Kejati Tahan Eks Anggota DPRD Sulbar

id kejati sulsel, korupsi, dana aspirasi, dprd sulbar

Penasihat hukum mantan wakil Ketua DPRD Sulbar Arfan Halim Banna memberikan keterangan kepada wartawan usai penahanan kliennya di kantor Kejati Sulsel, Senin (11/12). (Istimewa)

Makassar (Antara Sulsel) - Penyidik Kejaksaan Tinggi (Kejati) Sulawesi Selatan akhinya menahan dua orang eks unsur pimpinan dewan DPRD Provinsi Sulawesi Barat setelah diperiksa selama tiga jam di kantor Kejati Setempat, Makassar, Senin.

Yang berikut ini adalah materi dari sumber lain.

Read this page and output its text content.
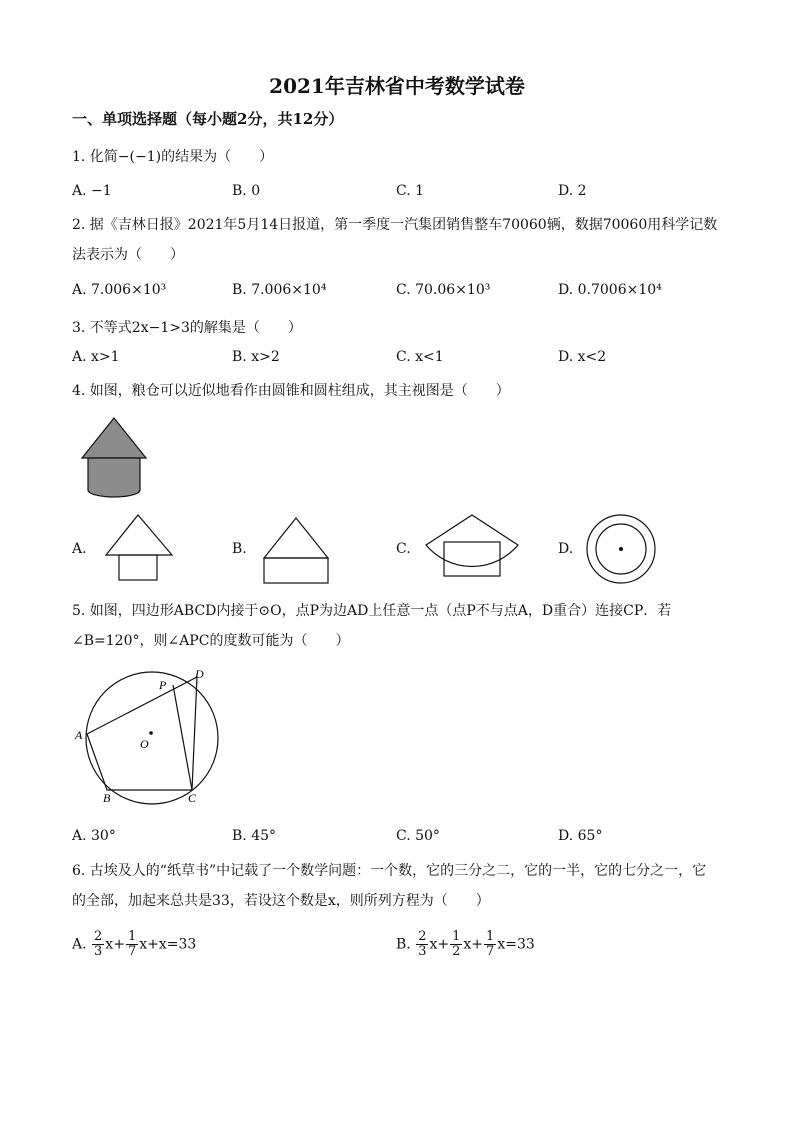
2021年吉林省中考数学试卷
一、单项选择题（每小题2分，共12分）
1. 化简−(−1)的结果为（　　）
A. −1	B. 0	C. 1	D. 2
2. 据《吉林日报》2021年5月14日报道，第一季度一汽集团销售整车70060辆，数据70060用科学记数
法表示为（　　）
A. 7.006×10³	B. 7.006×10⁴	C. 70.06×10³	D. 0.7006×10⁴
3. 不等式2x−1>3的解集是（　　）
A. x>1	B. x>2	C. x<1	D. x<2
4. 如图，粮仓可以近似地看作由圆锥和圆柱组成，其主视图是（　　）
A.	B.	C.	D.
5. 如图，四边形ABCD内接于⊙O，点P为边AD上任意一点（点P不与点A，D重合）连接CP．若
∠B=120°，则∠APC的度数可能为（　　）
A
B	C
D
P
O
A. 30°	B. 45°	C. 50°	D. 65°
6. 古埃及人的“纸草书”中记载了一个数学问题：一个数，它的三分之二，它的一半，它的七分之一，它
的全部，加起来总共是33，若设这个数是x，则所列方程为（　　）
A. $\frac{2}{3} x+ \frac{1}{7} x+x=33$	B. $\frac{2}{3} x+ \frac{1}{2} x+ \frac{1}{7} x=33$
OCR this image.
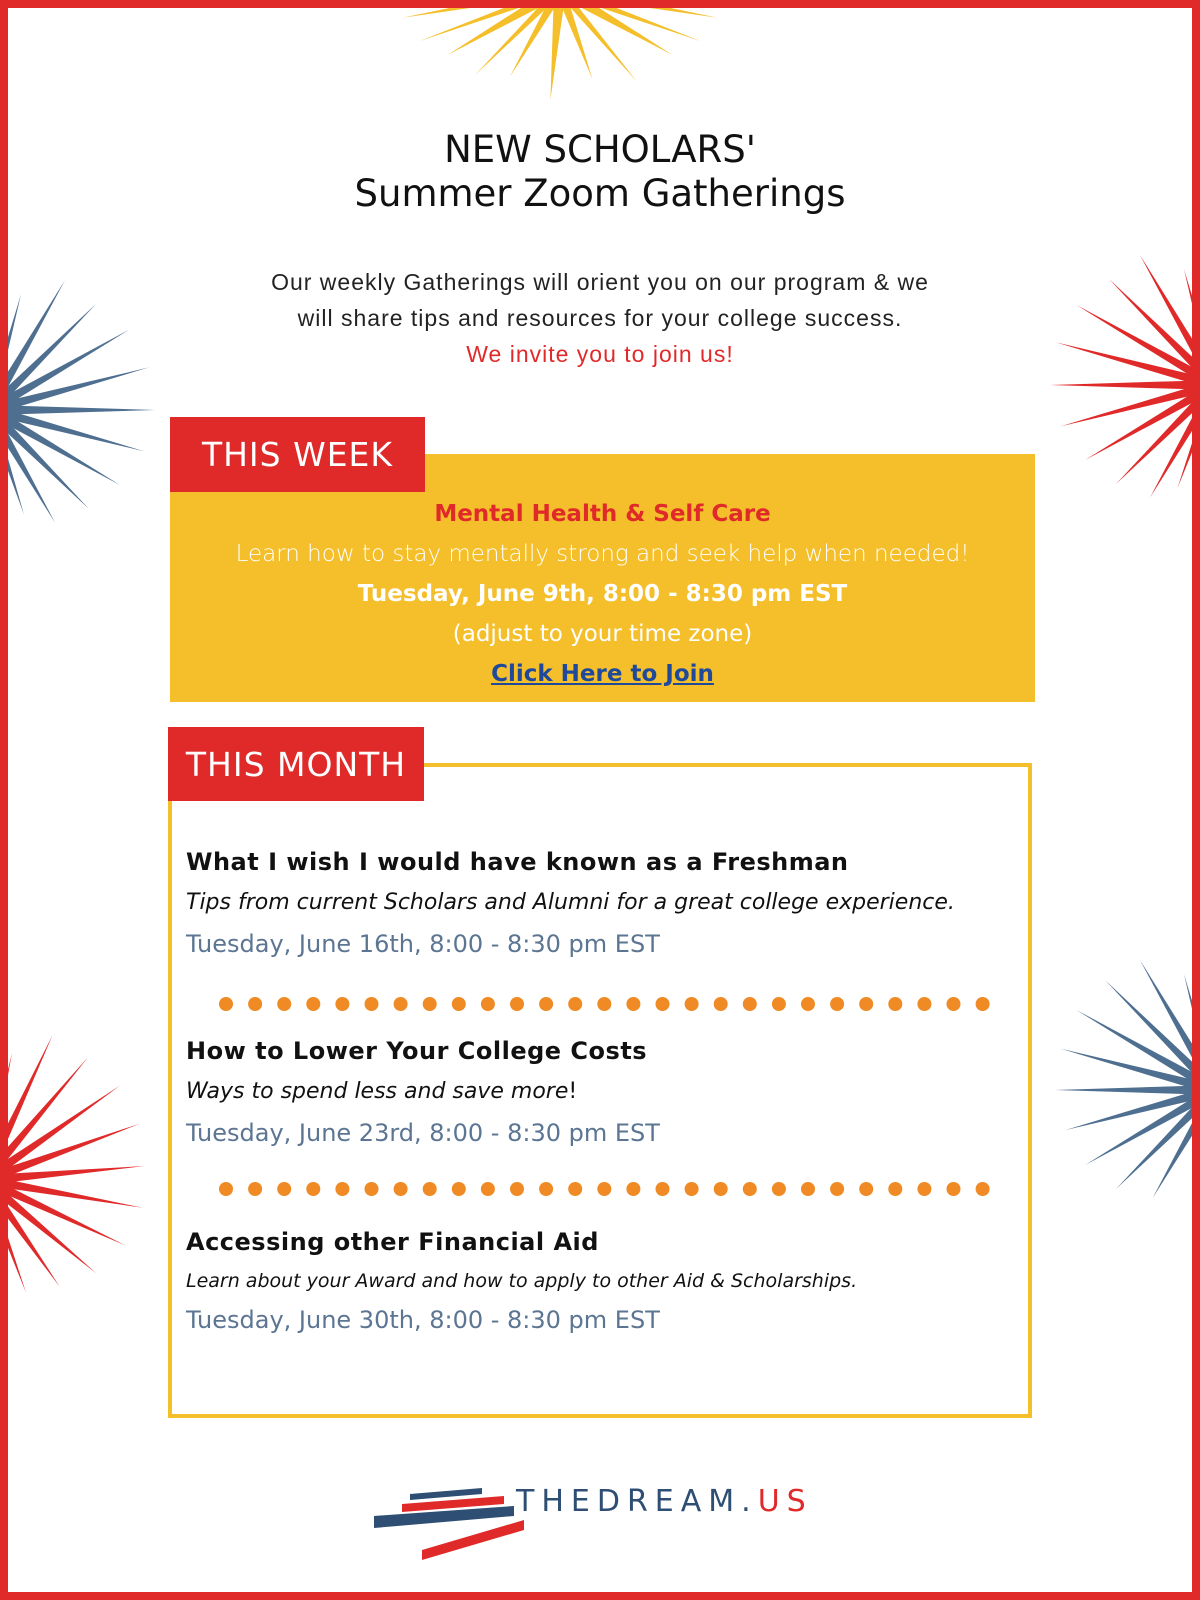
NEW SCHOLARS'
Summer Zoom Gatherings
Our weekly Gatherings will orient you on our program & we
will share tips and resources for your college success.
We invite you to join us!
THIS WEEK
Mental Health & Self Care
Learn how to stay mentally strong and seek help when needed!
Tuesday, June 9th, 8:00 - 8:30 pm EST
(adjust to your time zone)
Click Here to Join
THIS MONTH
What I wish I would have known as a Freshman
Tips from current Scholars and Alumni for a great college experience.
Tuesday, June 16th, 8:00 - 8:30 pm EST
How to Lower Your College Costs
Ways to spend less and save more!
Tuesday, June 23rd, 8:00 - 8:30 pm EST
Accessing other Financial Aid
Learn about your Award and how to apply to other Aid & Scholarships.
Tuesday, June 30th, 8:00 - 8:30 pm EST
THEDREAM.US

Dua unsur pimpinan DPRD Sulbar tersebut yakni mantan ketua, Andi Mappangara dan wakilnya, Hamzah Hapati Hasan merupakan tersangka dugaan korupsi dana aspirasi APBD 2016 dengan total anggaran Rp360 miliar.

Keduanya digiring petugas ke mobil tahanan Kejati menuju Lembaga Pemasyarakatan (Lapas) Klas I Gunungsari, Makassar untuk ditahan selama 20 hari ke depan guna proses perampungan berkas hingga dikirim ke pengadilan Tindak Pidana Korupsi.

Penasihat Hukum Hamzah Hapati Hasan, Arfan Halim Banna usai penahanan menyatakan, kliennya akan menjadi tahanan titipan Kejati Sulsel di Lapas Klas I Gubungsari Makassar.

Mengenai dengan penahanan tersebut, kata dia, segera mengambil langkah hukum untuk kliennya salah satunya dengan mengajukan penangguhan penahanan.

"Sesuai dengan aturan hukum yang ada, kami akan lakukan, tapi nanti kita lihat dulu langkah apa yang diambil kedepan," katanya kepada wartawan.

Pada perkara tersebut, kedua tersangka berperan sebagai unsur pimpinan dewan menyepakati besaran anggaran aspirasi dengan cara menilai pokok pikiran dengan total anggaran Rp 60 miliar, kemudian diduga bagi bagi kepada pimpinan maupun anggota dewan sebanyak 45 orang termasuk sejumlah Kepala Dinas Pemrov Sulbar.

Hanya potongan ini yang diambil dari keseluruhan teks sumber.